A ESET descobriu uma vulnerabilidade que afeta as ligações Wi-Fi e que coloca em risco mais de mil milhões de dispositivos em todo o mundo, incluindo equipamentos fabricados pela Apple (iPhone, iPad e MacBook), Amazon (colunas Echo e leitores de e-books Kindle), Google (smartphones Nexus), Samsung (smartphones Galaxy), Raspberry (Pi 3) e Xiaomi (smartphones Redmi), bem como pontos de acesso sem fios da Asus e da Huawei.

A descoberta da vulnerabilidade, batizada “KrØØk”, foi apresentada por investigadores da ESET na conferência de cibersegurança RSA 2020 que termina hoje em São Francisco, nos EUA.

A vulnerabilidade, que afeta dispositivos equipados com chips Wi-Fi dos fabricantes Broadcom e Cypress, permite que as comunicações de um equipamento afetado possam ser encriptadas com uma chave criptográfica que apenas contém zeros, o que faz com que, na sequência de um ataque bem-sucedido, seja possível desencriptar os pacotes da comunicação e, dessa forma, ter acesso aos dados.

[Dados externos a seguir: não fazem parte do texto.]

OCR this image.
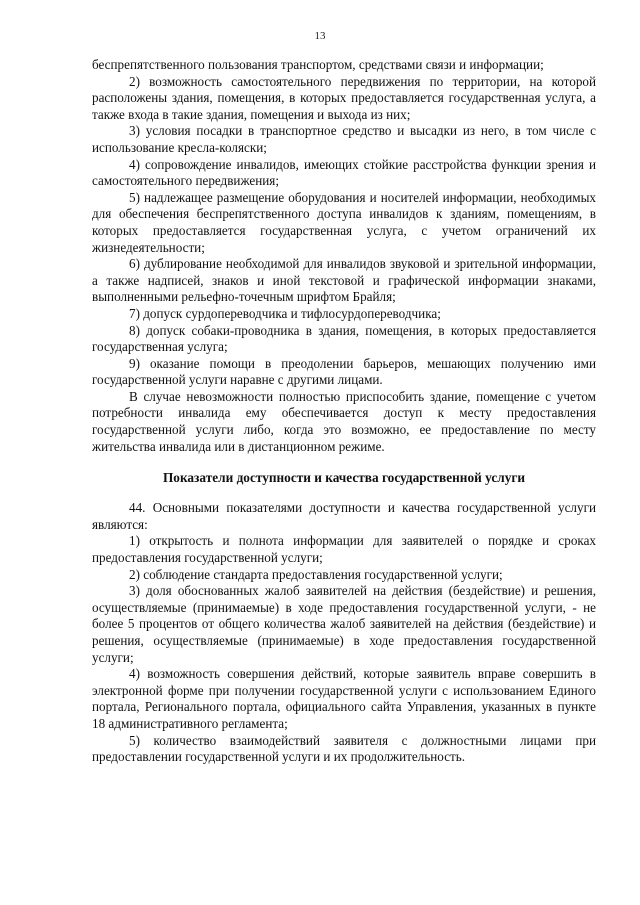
13

беспрепятственного пользования транспортом, средствами связи и информации;

2) возможность самостоятельного передвижения по территории, на которой расположены здания, помещения, в которых предоставляется государственная услуга, а также входа в такие здания, помещения и выхода из них;

3) условия посадки в транспортное средство и высадки из него, в том числе с использование кресла-коляски;

4) сопровождение инвалидов, имеющих стойкие расстройства функции зрения и самостоятельного передвижения;

5) надлежащее размещение оборудования и носителей информации, необходимых для обеспечения беспрепятственного доступа инвалидов к зданиям, помещениям, в которых предоставляется государственная услуга, с учетом ограничений их жизнедеятельности;

6) дублирование необходимой для инвалидов звуковой и зрительной информации, а также надписей, знаков и иной текстовой и графической информации знаками, выполненными рельефно-точечным шрифтом Брайля;

7) допуск сурдопереводчика и тифлосурдопереводчика;

8) допуск собаки-проводника в здания, помещения, в которых предоставляется государственная услуга;

9) оказание помощи в преодолении барьеров, мешающих получению ими государственной услуги наравне с другими лицами.

В случае невозможности полностью приспособить здание, помещение с учетом потребности инвалида ему обеспечивается доступ к месту предоставления государственной услуги либо, когда это возможно, ее предоставление по месту жительства инвалида или в дистанционном режиме.

Показатели доступности и качества государственной услуги

44. Основными показателями доступности и качества государственной услуги являются:

1) открытость и полнота информации для заявителей о порядке и сроках предоставления государственной услуги;

2) соблюдение стандарта предоставления государственной услуги;

3) доля обоснованных жалоб заявителей на действия (бездействие) и решения, осуществляемые (принимаемые) в ходе предоставления государственной услуги, - не более 5 процентов от общего количества жалоб заявителей на действия (бездействие) и решения, осуществляемые (принимаемые) в ходе предоставления государственной услуги;

4) возможность совершения действий, которые заявитель вправе совершить в электронной форме при получении государственной услуги с использованием Единого портала, Регионального портала, официального сайта Управления, указанных в пункте 18 административного регламента;

5) количество взаимодействий заявителя с должностными лицами при предоставлении государственной услуги и их продолжительность.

A descoberta do KrØØk surge no seguimento de investigação anterior da ESET que referente à vulnerabilidade das colunas Amazon Echo face a KRACKs, ou seja, ataques de reinstalação de chaves (Key Reinstallation AttaCKs). O KrØØk está de certa forma relacionado com o KRACK, mas é também fundamentalmente diferente. Durante a investigação sobre o KRACK, os investigadores da ESET identificaram o KrØØk como uma das causas por detrás da “reinstalação” de chaves de encriptação só com zeros, que tinha sido observada nos testes de ataques KRACK. Na sequência desta investigação, a maioria dos fabricantes de dispositivos lançaram patches de correção.

O KrØØk afeta todos os dispositivos com chips Wi-Fi da Broadcom e da Cypress que ainda não tenham sido corrigidos; o problema é que estes chips são dos mais usados em todo o mundo pelos principais fabricantes de dispositivos móveis. Pior, os pontos de acesso Wi-Fi e os routers com estes chips são também afetados pela vulnerabilidade, o que faz que esta possa ser explorada mesmo em ambientes em que os dispositivos cliente tenham sido corrigidos.

Antes do anúncio público desta vulnerabilidade, a ESET divulgou-a à Broadcom e à Cypress que, entretanto, lançaram patches. Contudo, cabe depois aos fabricantes dos equipamentos implementar essas correções nos seus dispositivos, os quais se manterão vulneráveis até que tal aconteça.